Python HeapSort Time Complexity

Question

I've written the following code for HeapSort, which is working fine:

class Heap(object):
        def __init__(self, a):
            self.a = a

        def heapify(self, pos):
            left = 2*pos + 1
            right = 2*pos + 2
            maximum = pos

            if left < len(self.a) and self.a[left] > self.a[maximum]:
                maximum = left
            if right < len(self.a) and self.a[right] > self.a[maximum]:
                maximum = right

            if maximum != pos:
                self.a[pos], self.a[maximum] = self.a[maximum], self.a[pos]
                self.heapify(maximum)

        def buildHeap(self):
            for i in range(len(self.a)/2, -1, -1):
                self.heapify(i)

        def heapSort(self):
            elements = len(self.a)
            for i in range(elements):
                print self.a[0]
                self.a[0] = self.a[-1]
                self.a = self.a[:-1]
                self.heapify(0)

        def printHeap(self):
            print self.a

if __name__ == '__main__':
    h = Heap(range(10))
    h.buildHeap()
    h.printHeap()
    h.heapSort()

However, it seems that the function heapSort here will take time O(n^2), due to list slicing. (For a list of size 'n', slicing it to 'n-1' will take O(n-1) time).
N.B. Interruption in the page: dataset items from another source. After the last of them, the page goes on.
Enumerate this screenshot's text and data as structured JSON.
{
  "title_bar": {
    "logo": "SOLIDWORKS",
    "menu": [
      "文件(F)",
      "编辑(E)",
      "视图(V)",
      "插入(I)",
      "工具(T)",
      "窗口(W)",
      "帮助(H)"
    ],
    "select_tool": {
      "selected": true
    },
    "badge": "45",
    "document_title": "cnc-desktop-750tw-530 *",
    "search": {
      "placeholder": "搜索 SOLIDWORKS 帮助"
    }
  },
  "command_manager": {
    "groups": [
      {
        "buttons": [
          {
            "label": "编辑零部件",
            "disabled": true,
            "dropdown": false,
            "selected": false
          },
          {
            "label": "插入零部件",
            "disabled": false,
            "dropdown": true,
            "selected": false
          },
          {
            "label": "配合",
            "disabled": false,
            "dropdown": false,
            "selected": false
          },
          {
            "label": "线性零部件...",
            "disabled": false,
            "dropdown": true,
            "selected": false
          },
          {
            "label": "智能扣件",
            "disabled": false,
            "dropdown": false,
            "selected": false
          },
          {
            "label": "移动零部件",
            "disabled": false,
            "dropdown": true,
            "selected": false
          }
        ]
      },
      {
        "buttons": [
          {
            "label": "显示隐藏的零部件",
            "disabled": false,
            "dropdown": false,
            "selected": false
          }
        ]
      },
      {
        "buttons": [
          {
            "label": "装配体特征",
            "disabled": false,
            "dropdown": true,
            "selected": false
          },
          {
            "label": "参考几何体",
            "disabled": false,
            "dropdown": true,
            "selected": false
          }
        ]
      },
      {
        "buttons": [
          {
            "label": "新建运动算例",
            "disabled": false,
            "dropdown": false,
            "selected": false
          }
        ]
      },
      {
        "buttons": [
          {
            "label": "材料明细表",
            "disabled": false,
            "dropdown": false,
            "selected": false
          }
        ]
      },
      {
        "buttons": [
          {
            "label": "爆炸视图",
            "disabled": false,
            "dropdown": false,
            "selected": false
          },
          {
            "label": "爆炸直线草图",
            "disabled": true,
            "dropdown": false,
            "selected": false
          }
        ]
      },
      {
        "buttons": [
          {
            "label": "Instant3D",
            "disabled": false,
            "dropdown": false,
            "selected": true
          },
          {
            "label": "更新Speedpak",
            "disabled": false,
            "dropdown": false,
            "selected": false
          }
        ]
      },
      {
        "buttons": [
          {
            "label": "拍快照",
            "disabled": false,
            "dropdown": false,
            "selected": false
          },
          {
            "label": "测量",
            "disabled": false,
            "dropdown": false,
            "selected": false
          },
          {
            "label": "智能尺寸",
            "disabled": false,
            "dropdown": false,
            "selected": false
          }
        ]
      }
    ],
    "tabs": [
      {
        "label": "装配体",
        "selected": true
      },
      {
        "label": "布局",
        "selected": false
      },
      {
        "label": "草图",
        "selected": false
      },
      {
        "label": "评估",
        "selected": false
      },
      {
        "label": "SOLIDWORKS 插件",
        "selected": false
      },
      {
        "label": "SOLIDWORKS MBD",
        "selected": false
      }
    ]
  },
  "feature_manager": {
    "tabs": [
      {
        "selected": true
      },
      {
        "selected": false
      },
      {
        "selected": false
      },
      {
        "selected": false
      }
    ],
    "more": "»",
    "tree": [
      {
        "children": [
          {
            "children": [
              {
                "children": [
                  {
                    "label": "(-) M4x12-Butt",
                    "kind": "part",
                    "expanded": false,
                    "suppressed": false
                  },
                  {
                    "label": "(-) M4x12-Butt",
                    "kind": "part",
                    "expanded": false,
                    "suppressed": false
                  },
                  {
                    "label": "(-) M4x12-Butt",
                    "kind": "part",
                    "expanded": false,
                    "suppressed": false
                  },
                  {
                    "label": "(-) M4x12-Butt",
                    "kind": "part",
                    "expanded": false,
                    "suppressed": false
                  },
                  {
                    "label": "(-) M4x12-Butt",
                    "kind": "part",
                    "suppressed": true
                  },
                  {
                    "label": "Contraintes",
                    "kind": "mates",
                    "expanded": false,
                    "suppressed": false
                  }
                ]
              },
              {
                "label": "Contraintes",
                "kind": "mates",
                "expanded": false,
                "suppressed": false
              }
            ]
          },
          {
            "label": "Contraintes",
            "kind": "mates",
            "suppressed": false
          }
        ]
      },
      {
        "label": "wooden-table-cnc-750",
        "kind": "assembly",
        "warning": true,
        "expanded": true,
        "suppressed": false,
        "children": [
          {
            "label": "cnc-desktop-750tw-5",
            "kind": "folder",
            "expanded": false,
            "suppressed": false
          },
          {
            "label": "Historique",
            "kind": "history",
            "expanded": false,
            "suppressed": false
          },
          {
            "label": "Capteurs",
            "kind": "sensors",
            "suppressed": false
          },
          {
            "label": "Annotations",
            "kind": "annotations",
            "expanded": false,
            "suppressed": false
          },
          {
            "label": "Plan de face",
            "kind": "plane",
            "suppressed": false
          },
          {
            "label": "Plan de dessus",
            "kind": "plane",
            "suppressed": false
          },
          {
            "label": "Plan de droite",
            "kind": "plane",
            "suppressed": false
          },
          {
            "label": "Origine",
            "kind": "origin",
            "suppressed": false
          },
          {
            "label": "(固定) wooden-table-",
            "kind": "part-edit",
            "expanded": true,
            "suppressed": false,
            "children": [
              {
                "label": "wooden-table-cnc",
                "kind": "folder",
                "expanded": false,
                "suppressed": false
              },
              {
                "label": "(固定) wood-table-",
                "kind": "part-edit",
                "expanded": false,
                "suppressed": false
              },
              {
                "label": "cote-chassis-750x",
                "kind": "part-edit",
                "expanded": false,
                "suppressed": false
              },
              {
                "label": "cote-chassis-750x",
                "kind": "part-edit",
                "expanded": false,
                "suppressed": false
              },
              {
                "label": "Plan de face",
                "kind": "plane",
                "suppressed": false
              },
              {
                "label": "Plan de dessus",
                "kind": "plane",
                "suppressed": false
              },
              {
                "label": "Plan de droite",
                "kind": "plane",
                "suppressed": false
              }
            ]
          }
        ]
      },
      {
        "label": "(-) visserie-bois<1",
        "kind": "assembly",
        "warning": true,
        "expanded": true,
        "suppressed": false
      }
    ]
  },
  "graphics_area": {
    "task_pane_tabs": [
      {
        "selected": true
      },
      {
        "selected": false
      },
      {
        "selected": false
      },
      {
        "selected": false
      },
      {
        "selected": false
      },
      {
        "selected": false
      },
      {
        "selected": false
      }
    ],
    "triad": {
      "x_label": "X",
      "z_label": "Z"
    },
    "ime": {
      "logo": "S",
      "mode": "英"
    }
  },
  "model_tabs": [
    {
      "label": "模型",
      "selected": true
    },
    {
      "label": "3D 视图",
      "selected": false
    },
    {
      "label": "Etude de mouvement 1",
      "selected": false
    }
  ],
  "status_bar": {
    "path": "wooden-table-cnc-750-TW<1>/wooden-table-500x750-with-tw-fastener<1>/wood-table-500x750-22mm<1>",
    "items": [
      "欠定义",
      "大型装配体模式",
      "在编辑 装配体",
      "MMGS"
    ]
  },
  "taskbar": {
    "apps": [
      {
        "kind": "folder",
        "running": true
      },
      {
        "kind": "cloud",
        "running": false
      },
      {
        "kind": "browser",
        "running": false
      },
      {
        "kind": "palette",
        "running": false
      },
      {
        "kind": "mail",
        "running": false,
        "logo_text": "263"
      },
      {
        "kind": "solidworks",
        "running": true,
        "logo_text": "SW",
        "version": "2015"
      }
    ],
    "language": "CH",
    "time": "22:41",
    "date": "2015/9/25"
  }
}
Can anyone confirm if my thinking is correct over here ? If yes, what should be the minimal change in heapSort function to make it run in O(nlogn) ?

Answer 1

Yes, I believe you are correct. To make it faster, replace things like this:

self.a = self.a[:-1]

with:

self.a.pop()

The pop() member function of lists removes and returns the last element in the list, with constant time complexity.

lists are stored as contiguous memory, meaning all the elements of a list are stored one after the other. This is why inserting an element in the middle of a list is so expensive: Python has to shift all the elements after the place you're inserting in down by one, to make space for the new element. However, to simply delete the element at the end of list takes negligible time, as Python merely has to erase that element.